LLMs will act as a foundation on which the next era of companies will be built
Perplexity is a great example of using LLMs as a platform, and building on top of them: it uses GPT4, Mistral AI, and Claude to understand the nuance of a user query, uses its search engine to index the web in real time, and then summarizes the response.
But whether folks will use and fine tune existing models, or build their own, only time will tell: after seeing what Deepseek has done, cost & investment is not a blocker. But it opens up opportunities such as “LLM as a service,” or subsets of what help to build, train and deploy LLMs.
Verticalized AI agents are the BIG thing that LLMs will power, which are basically the future of services & SaaS companies.
And if AI agents are the future, then you need company software & tools that are compatible with AI agents & LLM integrations, so apart from AI agents, I see an opportunity for companies to build new CRMs, Financial, Accounting Tools which are AI & AI agent compatible, OR provide a way for existing systems to upgrade to be AI compatible. Even opportunities such as “AI agents as a service” which enable companies to build and deploy their own AI agents is something that is coming up. And that’s probably why there is so much investment in AI agent companies. The AI agent start-ups of today will most probably replace a large bunch of the services business of tomorrow. And LLMs will power all of that.

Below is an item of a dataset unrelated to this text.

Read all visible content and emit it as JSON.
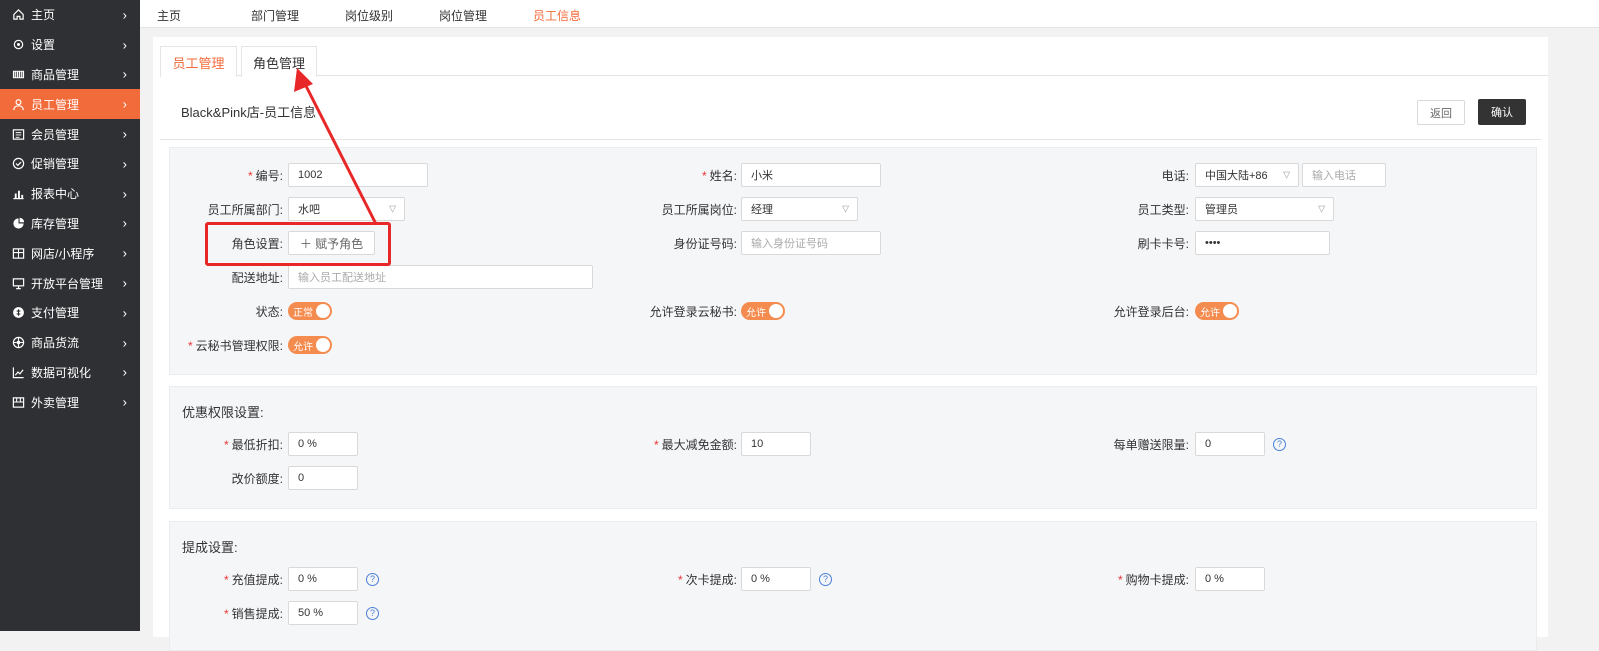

A key point to note is that AI agents are essentially meant to replace a human worker, so they require very complex workflows and training: the number of steps compound the error rate, so this seems to be a verticalized play.
The opportunity in GenAI is immense. To deliver on the promise of this opportunity, tech will continue to push for more nuclear power, & more efficient infrastructure. Which will be driven through investments, working with regulators and influencing public opinion.